Suppression de l'article à droite

Le député RN de la 3e circonscription de la Somme, Mathias Renault, propose pour sa part de rehausser les taux applicables sur le résultat d'exploitation à 18 % en 2025 et 11 % pour 2026 de façon à apporter 1 Md€ dans les caisses de l’État au lieu des 500 M€.

Radical dans un autre sens, et bien qu’appartenant au parti du gouvernement, le député Juvin demande simplement la suppression de l’article, estimant qu’en 2023, le taux de prélèvements obligatoires en France s'élevait déjà à 1 218 Md€, soit 43,2 % du PIB. « Dans ce contexte, la priorité dans la construction du budget ne saurait être d'alourdir encore davantage le poids des impôts et des taxes, mais plutôt de réduire la dépense publique ».

Tout en confirmant la taxe au tonnage dans son statut de « mesure de soutien absolument nécessaire à nos armateurs », plusieurs députés d’Ensemble pour la République (ex-Renaissance, ex-République en marche), proposent d’ajuster les taux de la taxe au tonnage à l’inflation, qui n’ont en effet pas été révisés depuis 2003, date de l’entrée en vigueur du dispositif en France.

« La France était absente du marché du transport maritime il y a encore 20 ans, elle est aujourd’hui l’un des leaders mondiaux de ce marché. Dans une situation de commerce mondialisé avec une concurrence particulièrement accrue, il est nécessaire que l’État (...) leur permette de rester compétitifs sur la scène internationale ». La flotte française compte aujourd’hui plus de 400 navires. Elle comptait moins de 200 en 2014, traduisant à la fois l'arrêt de la désertion vers les registres d’immatriculation étrangers mais aussi un début d'attractivité.
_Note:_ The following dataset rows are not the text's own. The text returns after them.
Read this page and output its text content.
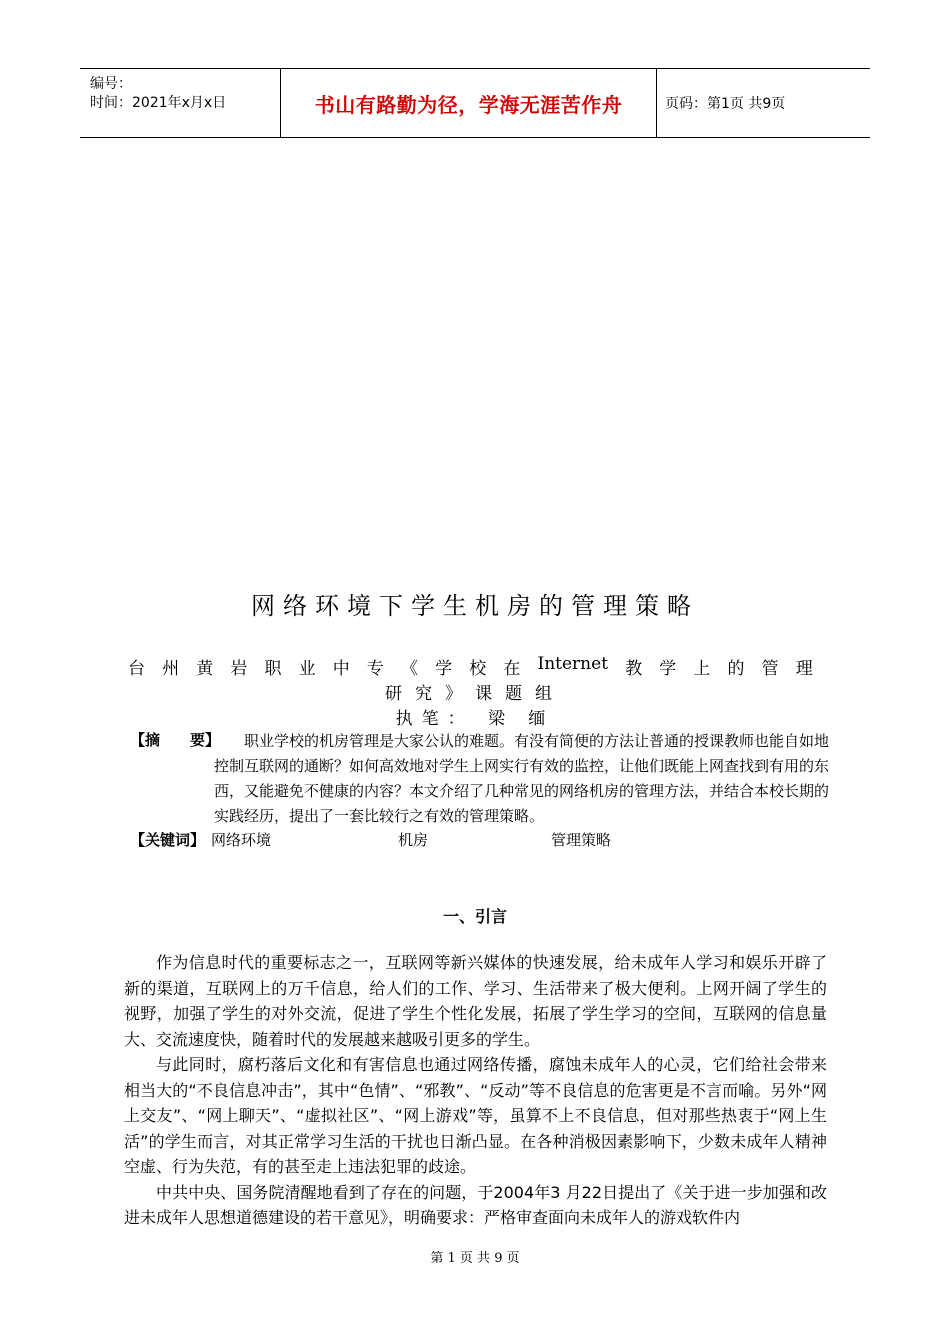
编号：
时间：2021年x月x日	书山有路勤为径，学海无涯苦作舟	页码：第1页 共9页
网络环境下学生机房的管理策略
台 州 黄 岩 职 业 中 专 《 学 校 在 Internet 教 学 上 的 管 理
研究》课题组
执笔： 梁 缅
【摘　　要】	职业学校的机房管理是大家公认的难题。有没有简便的方法让普通的授课教师也能自如地控制互联网的通断？如何高效地对学生上网实行有效的监控，让他们既能上网查找到有用的东西，又能避免不健康的内容？本文介绍了几种常见的网络机房的管理方法，并结合本校长期的实践经历，提出了一套比较行之有效的管理策略。
【关键词】 网络环境	机房	管理策略
一、引言

作为信息时代的重要标志之一，互联网等新兴媒体的快速发展，给未成年人学习和娱乐开辟了新的渠道，互联网上的万千信息，给人们的工作、学习、生活带来了极大便利。上网开阔了学生的视野，加强了学生的对外交流，促进了学生个性化发展，拓展了学生学习的空间，互联网的信息量大、交流速度快，随着时代的发展越来越吸引更多的学生。

与此同时，腐朽落后文化和有害信息也通过网络传播，腐蚀未成年人的心灵，它们给社会带来相当大的“不良信息冲击”，其中“色情”、“邪教”、“反动”等不良信息的危害更是不言而喻。另外“网上交友”、“网上聊天”、“虚拟社区”、“网上游戏”等，虽算不上不良信息，但对那些热衷于“网上生活”的学生而言，对其正常学习生活的干扰也日渐凸显。在各种消极因素影响下，少数未成年人精神空虚、行为失范，有的甚至走上违法犯罪的歧途。

中共中央、国务院清醒地看到了存在的问题，于2004年3 月22日提出了《关于进一步加强和改进未成年人思想道德建设的若干意见》，明确要求：严格审查面向未成年人的游戏软件内

第 1 页 共 9 页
Un dernier amendement, cosigné par deux députés du camp présidentiel, Jean-René Cazeneuve et Daniel Labaronne, prône la création d’une clause en cas de bénéfices extraordinaires des entreprises assujetties à la taxe au tonnage.
« Compte tenu de la situation des finances publiques, cet amendement propose d’anticiper le cas d’une nouvelle crise en indiquant que si les entreprises de fret maritime effectuent un chiffre d’affaires supérieur à 150 M€ et un bénéfice net supérieur à 20 %, alors le bénéfice au-delà de ce seuil sera assujetti à l’IS et non pas à la taxe au tonnage ». Les deux députés l’envisageraient à partir du 1er janvier 2027. Mais cette soumission sera très probablement irrecevable en raison d’une coquille contenue dans le texte (2007 au lieu de 2027).
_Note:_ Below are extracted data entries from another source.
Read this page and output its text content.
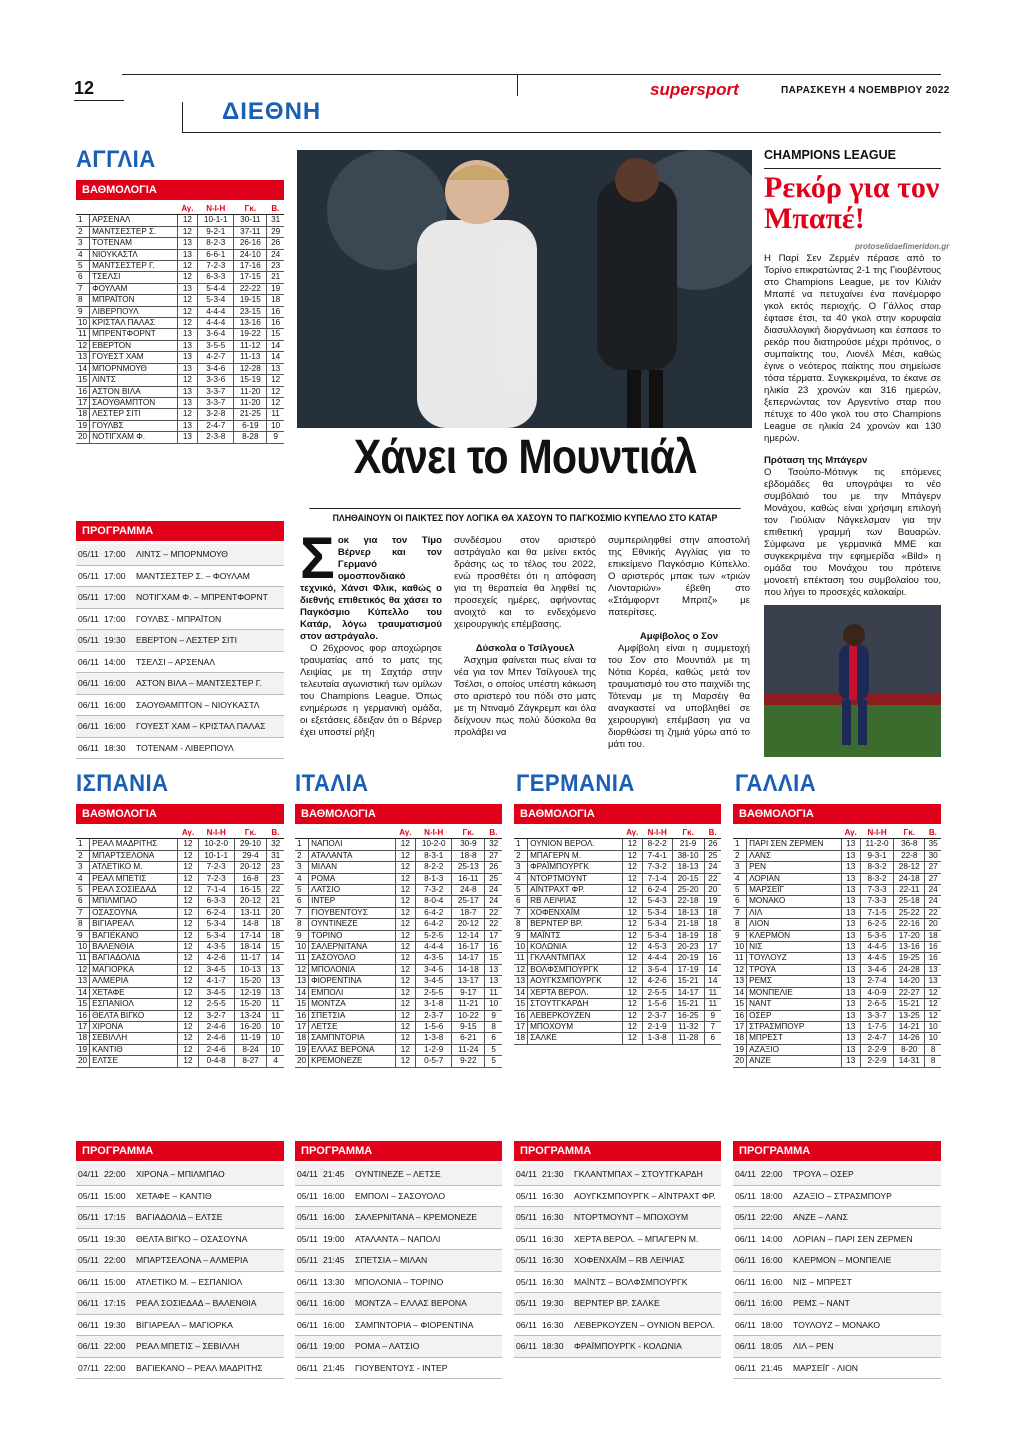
12
ΔΙΕΘΝΗ
supersport	ΠΑΡΑΣΚΕΥΗ 4 ΝΟΕΜΒΡΙΟΥ 2022
ΑΓΓΛΙΑ
ΒΑΘΜΟΛΟΓΙΑ
		Αγ.	Ν-Ι-Η	Γκ.	Β.
1	ΑΡΣΕΝΑΛ	12	10-1-1	30-11	31
2	ΜΑΝΤΣΕΣΤΕΡ Σ.	12	9-2-1	37-11	29
3	ΤΟΤΕΝΑΜ	13	8-2-3	26-16	26
4	ΝΙΟΥΚΑΣΤΛ	13	6-6-1	24-10	24
5	ΜΑΝΤΣΕΣΤΕΡ Γ.	12	7-2-3	17-16	23
6	ΤΣΕΛΣΙ	12	6-3-3	17-15	21
7	ΦΟΥΛΑΜ	13	5-4-4	22-22	19
8	ΜΠΡΑΪΤΟΝ	12	5-3-4	19-15	18
9	ΛΙΒΕΡΠΟΥΛ	12	4-4-4	23-15	16
10	ΚΡΙΣΤΑΛ ΠΑΛΑΣ	12	4-4-4	13-16	16
11	ΜΠΡΕΝΤΦΟΡΝΤ	13	3-6-4	19-22	15
12	ΕΒΕΡΤΟΝ	13	3-5-5	11-12	14
13	ΓΟΥΕΣΤ ΧΑΜ	13	4-2-7	11-13	14
14	ΜΠΟΡΝΜΟΥΘ	13	3-4-6	12-28	13
15	ΛΙΝΤΣ	12	3-3-6	15-19	12
16	ΑΣΤΟΝ ΒΙΛΑ	13	3-3-7	11-20	12
17	ΣΑΟΥΘΑΜΠΤΟΝ	13	3-3-7	11-20	12
18	ΛΕΣΤΕΡ ΣΙΤΙ	12	3-2-8	21-25	11
19	ΓΟΥΛΒΣ	13	2-4-7	6-19	10
20	ΝΟΤΙΓΧΑΜ Φ.	13	2-3-8	8-28	9
ΠΡΟΓΡΑΜΜΑ
05/11 17:00 ΛΙΝΤΣ – ΜΠΟΡΝΜΟΥΘ
05/11 17:00 ΜΑΝΤΣΕΣΤΕΡ Σ. – ΦΟΥΛΑΜ
05/11 17:00 ΝΟΤΙΓΧΑΜ Φ. – ΜΠΡΕΝΤΦΟΡΝΤ
05/11 17:00 ΓΟΥΛΒΣ - ΜΠΡΑΪΤΟΝ
05/11 19:30 ΕΒΕΡΤΟΝ – ΛΕΣΤΕΡ ΣΙΤΙ
06/11 14:00 ΤΣΕΛΣΙ – ΑΡΣΕΝΑΛ
06/11 16:00 ΑΣΤΟΝ ΒΙΛΑ – ΜΑΝΤΣΕΣΤΕΡ Γ.
06/11 16:00 ΣΑΟΥΘΑΜΠΤΟΝ – ΝΙΟΥΚΑΣΤΛ
06/11 16:00 ΓΟΥΕΣΤ ΧΑΜ – ΚΡΙΣΤΑΛ ΠΑΛΑΣ
06/11 18:30 ΤΟΤΕΝΑΜ - ΛΙΒΕΡΠΟΥΛ
Χάνει το Μουντιάλ
ΠΛΗΘΑΙΝΟΥΝ ΟΙ ΠΑΙΚΤΕΣ ΠΟΥ ΛΟΓΙΚΑ ΘΑ ΧΑΣΟΥΝ ΤΟ ΠΑΓΚΟΣΜΙΟ ΚΥΠΕΛΛΟ ΣΤΟ ΚΑΤΑΡ
Σοκ για τον Τίμο Βέρνερ και τον Γερμανό ομοσπονδιακό τεχνικό, Χάνσι Φλικ, καθώς ο διεθνής επιθετικός θα χάσει το Παγκόσμιο Κύπελλο του Κατάρ, λόγω τραυματισμού στον αστράγαλο.
Ο 26χρονος φορ αποχώρησε τραυματίας από το ματς της Λειψίας με τη Σαχτάρ στην τελευταία αγωνιστική των ομίλων του Champions League. Όπως ενημέρωσε η γερμανική ομάδα, οι εξετάσεις έδειξαν ότι ο Βέρνερ έχει υποστεί ρήξη
συνδέσμου στον αριστερό αστράγαλο και θα μείνει εκτός δράσης ως το τέλος του 2022, ενώ προσθέτει ότι η απόφαση για τη θεραπεία θα ληφθεί τις προσεχείς ημέρες, αφήνοντας ανοιχτό και το ενδεχόμενο χειρουργικής επέμβασης.
Δύσκολα ο Τσίλγουελ
Άσχημα φαίνεται πως είναι τα νέα για τον Μπεν Τσίλγουελ της Τσέλσι, ο οποίος υπέστη κάκωση στο αριστερό του πόδι στο ματς με τη Ντιναμό Ζάγκρεμπ και όλα δείχνουν πως πολύ δύσκολα θα προλάβει να
συμπεριληφθεί στην αποστολή της Εθνικής Αγγλίας για το επικείμενο Παγκόσμιο Κύπελλο. Ο αριστερός μπακ των «τριών Λιονταριών» έβεθη στο «Στάμφορντ Μπριτζ» με πατερίτσες.
Αμφίβολος ο Σον
Αμφίβολη είναι η συμμετοχή του Σον στο Μουντιάλ με τη Νότια Κορέα, καθώς μετά τον τραυματισμό του στο παιχνίδι της Τότεναμ με τη Μαρσέιγ θα αναγκαστεί να υποβληθεί σε χειρουργική επέμβαση για να διορθώσει τη ζημιά γύρω από το μάτι του.
CHAMPIONS LEAGUE
Ρεκόρ για τον Μπαπέ!
protoselidaefimeridon.gr
Η Παρί Σεν Ζερμέν πέρασε από το Τορίνο επικρατώντας 2-1 της Γιουβέντους στο Champions League, με τον Κιλιάν Μπαπέ να πετυχαίνει ένα πανέμορφο γκολ εκτός περιοχής. Ο Γάλλος σταρ έφτασε έτσι, τα 40 γκολ στην κορυφαία διασυλλογική διοργάνωση και έσπασε το ρεκόρ που διατηρούσε μέχρι πρότινος, ο συμπαίκτης του, Λιονέλ Μέσι, καθώς έγινε ο νεότερος παίκτης που σημείωσε τόσα τέρματα. Συγκεκριμένα, το έκανε σε ηλικία 23 χρονών και 316 ημερών, ξεπερνώντας τον Αργεντίνο σταρ που πέτυχε το 40ο γκολ του στο Champions League σε ηλικία 24 χρονών και 130 ημερών.
Πρόταση της Μπάγερν
Ο Τσούπο-Μότινγκ τις επόμενες εβδομάδες θα υπογράψει το νέο συμβόλαιό του με την Μπάγερν Μονάχου, καθώς είναι χρήσιμη επιλογή τον Γιούλιαν Νάγκελσμαν για την επιθετική γραμμή των Βαυαρών. Σύμφωνα με γερμανικά ΜΜΕ και συγκεκριμένα την εφημερίδα «Bild» η ομάδα του Μονάχου του πρότεινε μονοετή επέκταση του συμβολαίου του, που λήγει το προσεχές καλοκαίρι.
ΙΣΠΑΝΙΑ	ΙΤΑΛΙΑ	ΓΕΡΜΑΝΙΑ	ΓΑΛΛΙΑ
ΒΑΘΜΟΛΟΓΙΑ	ΒΑΘΜΟΛΟΓΙΑ	ΒΑΘΜΟΛΟΓΙΑ	ΒΑΘΜΟΛΟΓΙΑ
		Αγ.	Ν-Ι-Η	Γκ.	Β.
1	ΡΕΑΛ ΜΑΔΡΙΤΗΣ	12	10-2-0	29-10	32
2	ΜΠΑΡΤΣΕΛΟΝΑ	12	10-1-1	29-4	31
3	ΑΤΛΕΤΙΚΟ Μ.	12	7-2-3	20-12	23
4	ΡΕΑΛ ΜΠΕΤΙΣ	12	7-2-3	16-8	23
5	ΡΕΑΛ ΣΟΣΙΕΔΑΔ	12	7-1-4	16-15	22
6	ΜΠΙΛΜΠΑΟ	12	6-3-3	20-12	21
7	ΟΣΑΣΟΥΝΑ	12	6-2-4	13-11	20
8	ΒΙΓΙΑΡΕΑΛ	12	5-3-4	14-8	18
9	ΒΑΓΙΕΚΑΝΟ	12	5-3-4	17-14	18
10	ΒΑΛΕΝΘΙΑ	12	4-3-5	18-14	15
11	ΒΑΓΙΑΔΟΛΙΔ	12	4-2-6	11-17	14
12	ΜΑΓΙΟΡΚΑ	12	3-4-5	10-13	13
13	ΑΛΜΕΡΙΑ	12	4-1-7	15-20	13
14	ΧΕΤΑΦΕ	12	3-4-5	12-19	13
15	ΕΣΠΑΝΙΟΛ	12	2-5-5	15-20	11
16	ΘΕΛΤΑ ΒΙΓΚΟ	12	3-2-7	13-24	11
17	ΧΙΡΟΝΑ	12	2-4-6	16-20	10
18	ΣΕΒΙΛΛΗ	12	2-4-6	11-19	10
19	ΚΑΝΤΙΘ	12	2-4-6	8-24	10
20	ΕΛΤΣΕ	12	0-4-8	8-27	4
		Αγ.	Ν-Ι-Η	Γκ.	Β.
1	ΝΑΠΟΛΙ	12	10-2-0	30-9	32
2	ΑΤΑΛΑΝΤΑ	12	8-3-1	18-8	27
3	ΜΙΛΑΝ	12	8-2-2	25-13	26
4	ΡΟΜΑ	12	8-1-3	16-11	25
5	ΛΑΤΣΙΟ	12	7-3-2	24-8	24
6	ΙΝΤΕΡ	12	8-0-4	25-17	24
7	ΓΙΟΥΒΕΝΤΟΥΣ	12	6-4-2	18-7	22
8	ΟΥΝΤΙΝΕΖΕ	12	6-4-2	20-12	22
9	ΤΟΡΙΝΟ	12	5-2-5	12-14	17
10	ΣΑΛΕΡΝΙΤΑΝΑ	12	4-4-4	16-17	16
11	ΣΑΣΟΥΟΛΟ	12	4-3-5	14-17	15
12	ΜΠΟΛΟΝΙΑ	12	3-4-5	14-18	13
13	ΦΙΟΡΕΝΤΙΝΑ	12	3-4-5	13-17	13
14	ΕΜΠΟΛΙ	12	2-5-5	9-17	11
15	ΜΟΝΤΖΑ	12	3-1-8	11-21	10
16	ΣΠΕΤΣΙΑ	12	2-3-7	10-22	9
17	ΛΕΤΣΕ	12	1-5-6	9-15	8
18	ΣΑΜΠΝΤΟΡΙΑ	12	1-3-8	6-21	6
19	ΕΛΛΑΣ ΒΕΡΟΝΑ	12	1-2-9	11-24	5
20	ΚΡΕΜΟΝΕΖΕ	12	0-5-7	9-22	5
		Αγ.	Ν-Ι-Η	Γκ.	Β.
1	ΟΥΝΙΟΝ ΒΕΡΟΛ.	12	8-2-2	21-9	26
2	ΜΠΑΓΕΡΝ Μ.	12	7-4-1	38-10	25
3	ΦΡΑΪΜΠΟΥΡΓΚ	12	7-3-2	18-13	24
4	ΝΤΟΡΤΜΟΥΝΤ	12	7-1-4	20-15	22
5	ΑΪΝΤΡΑΧΤ ΦΡ.	12	6-2-4	25-20	20
6	RB ΛΕΙΨΙΑΣ	12	5-4-3	22-18	19
7	ΧΟΦΕΝΧΑΪΜ	12	5-3-4	18-13	18
8	ΒΕΡΝΤΕΡ ΒΡ.	12	5-3-4	21-18	18
9	ΜΑΪΝΤΣ	12	5-3-4	18-19	18
10	ΚΟΛΩΝΙΑ	12	4-5-3	20-23	17
11	ΓΚΛΑΝΤΜΠΑΧ	12	4-4-4	20-19	16
12	ΒΟΛΦΣΜΠΟΥΡΓΚ	12	3-5-4	17-19	14
13	ΑΟΥΓΚΣΜΠΟΥΡΓΚ	12	4-2-6	15-21	14
14	ΧΕΡΤΑ ΒΕΡΟΛ.	12	2-5-5	14-17	11
15	ΣΤΟΥΤΓΚΑΡΔΗ	12	1-5-6	15-21	11
16	ΛΕΒΕΡΚΟΥΖΕΝ	12	2-3-7	16-25	9
17	ΜΠΟΧΟΥΜ	12	2-1-9	11-32	7
18	ΣΑΛΚΕ	12	1-3-8	11-28	6
		Αγ.	Ν-Ι-Η	Γκ.	Β.
1	ΠΑΡΙ ΣΕΝ ΖΕΡΜΕΝ	13	11-2-0	36-8	35
2	ΛΑΝΣ	13	9-3-1	22-8	30
3	ΡΕΝ	13	8-3-2	28-12	27
4	ΛΟΡΙΑΝ	13	8-3-2	24-18	27
5	ΜΑΡΣΕΪΓ	13	7-3-3	22-11	24
6	ΜΟΝΑΚΟ	13	7-3-3	25-18	24
7	ΛΙΛ	13	7-1-5	25-22	22
8	ΛΙΟΝ	13	6-2-5	22-16	20
9	ΚΛΕΡΜΟΝ	13	5-3-5	17-20	18
10	ΝΙΣ	13	4-4-5	13-16	16
11	ΤΟΥΛΟΥΖ	13	4-4-5	19-25	16
12	ΤΡΟΥΑ	13	3-4-6	24-28	13
13	ΡΕΜΣ	13	2-7-4	14-20	13
14	ΜΟΝΠΕΛΙΕ	13	4-0-9	22-27	12
15	ΝΑΝΤ	13	2-6-5	15-21	12
16	ΟΣΕΡ	13	3-3-7	13-25	12
17	ΣΤΡΑΣΜΠΟΥΡ	13	1-7-5	14-21	10
18	ΜΠΡΕΣΤ	13	2-4-7	14-26	10
19	ΑΖΑΞΙΟ	13	2-2-9	8-20	8
20	ΑΝΖΕ	13	2-2-9	14-31	8
ΠΡΟΓΡΑΜΜΑ	ΠΡΟΓΡΑΜΜΑ	ΠΡΟΓΡΑΜΜΑ	ΠΡΟΓΡΑΜΜΑ
04/11 22:00 ΧΙΡΟΝΑ – ΜΠΙΛΜΠΑΟ
05/11 15:00 ΧΕΤΑΦΕ – ΚΑΝΤΙΘ
05/11 17:15 ΒΑΓΙΑΔΟΛΙΔ – ΕΛΤΣΕ
05/11 19:30 ΘΕΛΤΑ ΒΙΓΚΟ – ΟΣΑΣΟΥΝΑ
05/11 22:00 ΜΠΑΡΤΣΕΛΟΝΑ – ΑΛΜΕΡΙΑ
06/11 15:00 ΑΤΛΕΤΙΚΟ Μ. – ΕΣΠΑΝΙΟΛ
06/11 17:15 ΡΕΑΛ ΣΟΣΙΕΔΑΔ – ΒΑΛΕΝΘΙΑ
06/11 19:30 ΒΙΓΙΑΡΕΑΛ – ΜΑΓΙΟΡΚΑ
06/11 22:00 ΡΕΑΛ ΜΠΕΤΙΣ – ΣΕΒΙΛΛΗ
07/11 22:00 ΒΑΓΙΕΚΑΝΟ – ΡΕΑΛ ΜΑΔΡΙΤΗΣ
04/11 21:45 ΟΥΝΤΙΝΕΖΕ – ΛΕΤΣΕ
05/11 16:00 ΕΜΠΟΛΙ – ΣΑΣΟΥΟΛΟ
05/11 16:00 ΣΑΛΕΡΝΙΤΑΝΑ – ΚΡΕΜΟΝΕΖΕ
05/11 19:00 ΑΤΑΛΑΝΤΑ – ΝΑΠΟΛΙ
05/11 21:45 ΣΠΕΤΣΙΑ – ΜΙΛΑΝ
06/11 13:30 ΜΠΟΛΟΝΙΑ – ΤΟΡΙΝΟ
06/11 16:00 ΜΟΝΤΖΑ – ΕΛΛΑΣ ΒΕΡΟΝΑ
06/11 16:00 ΣΑΜΠΝΤΟΡΙΑ – ΦΙΟΡΕΝΤΙΝΑ
06/11 19:00 ΡΟΜΑ – ΛΑΤΣΙΟ
06/11 21:45 ΓΙΟΥΒΕΝΤΟΥΣ - ΙΝΤΕΡ
04/11 21:30 ΓΚΛΑΝΤΜΠΑΧ – ΣΤΟΥΤΓΚΑΡΔΗ
05/11 16:30 ΑΟΥΓΚΣΜΠΟΥΡΓΚ – ΑΪΝΤΡΑΧΤ ΦΡ.
05/11 16:30 ΝΤΟΡΤΜΟΥΝΤ – ΜΠΟΧΟΥΜ
05/11 16:30 ΧΕΡΤΑ ΒΕΡΟΛ. – ΜΠΑΓΕΡΝ Μ.
05/11 16:30 ΧΟΦΕΝΧΑΪΜ – RB ΛΕΙΨΙΑΣ
05/11 16:30 ΜΑΪΝΤΣ – ΒΟΛΦΣΜΠΟΥΡΓΚ
05/11 19:30 ΒΕΡΝΤΕΡ ΒΡ. ΣΑΛΚΕ
06/11 16:30 ΛΕΒΕΡΚΟΥΖΕΝ – ΟΥΝΙΟΝ ΒΕΡΟΛ.
06/11 18:30 ΦΡΑΪΜΠΟΥΡΓΚ - ΚΟΛΩΝΙΑ
04/11 22:00 ΤΡΟΥΑ – ΟΣΕΡ
05/11 18:00 ΑΖΑΞΙΟ – ΣΤΡΑΣΜΠΟΥΡ
05/11 22:00 ΑΝΖΕ – ΛΑΝΣ
06/11 14:00 ΛΟΡΙΑΝ – ΠΑΡΙ ΣΕΝ ΖΕΡΜΕΝ
06/11 16:00 ΚΛΕΡΜΟΝ – ΜΟΝΠΕΛΙΕ
06/11 16:00 ΝΙΣ – ΜΠΡΕΣΤ
06/11 16:00 ΡΕΜΣ – ΝΑΝΤ
06/11 18:00 ΤΟΥΛΟΥΖ – ΜΟΝΑΚΟ
06/11 18:05 ΛΙΛ – ΡΕΝ
06/11 21:45 ΜΑΡΣΕΪΓ - ΛΙΟΝ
Armateurs de France de nouveau au front

De leur côté, les transporteurs maritime ont soufflé un peu trop rapidement après avoir pris connaissance des grandes lignes du projet de loi épargnant a priori la taxe au tonnage alors même que les débats parlementaires promettaient d’y revenir. « Le plus important avant tout, c'était de maintenir la taxe au tonnage et de ce point de vue, on est satisfait », avait promptement réagi le président d'Armateurs de France, Édouard Louis-Dreyfus, interrogé par l’AFP, sous-entendant de surcroît que « moins d'une dizaine d'entreprises » seraient concernées par la « contribution exceptionnelle ». Présumerait-on de ses forces chez Armateurs de France où le nombre d'entreprises déclarant un chiffre d'affaires de plus d'1 Md€ est un objet rare.

Mais la mise à contribution d'un seul membre, « l'arbre qui cache la forêt de petites et moyennes entreprises » selon les propres termes du président des armateurs, tous rangés indistinctement dans la catégorie des « supers-profiteurs  » de la pandémie, ne semble pas suffire.

Et la taxe au tonnage de nouveau à la barre du tribunal

Les discussions sur l’efficacité de la taxe au tonnage sont à vrai dire récurrentes. Le PLF 2024 avait déjà tenté de la torpiller. Sa réputation de privilège indu ne l’aide pas. Un rapport de la Cour des comptes (notes d’analyse de l’exécution budgétaire, jointes au rapport sur l'exécution du budget 2023 aux dépenses fiscales) classe le régime dérogatoire au troisième rang des « 476 niches fiscales » en France. Appliquée à une quarantaine d'entreprises, elle aurait représenté un manque à gagner de 5,6 Md€ pour les comptes publics en 2023 (+ 1,8 Md€ par rapport à 2022) sur un total de 81,3 Md€ selon la rue de Cambon.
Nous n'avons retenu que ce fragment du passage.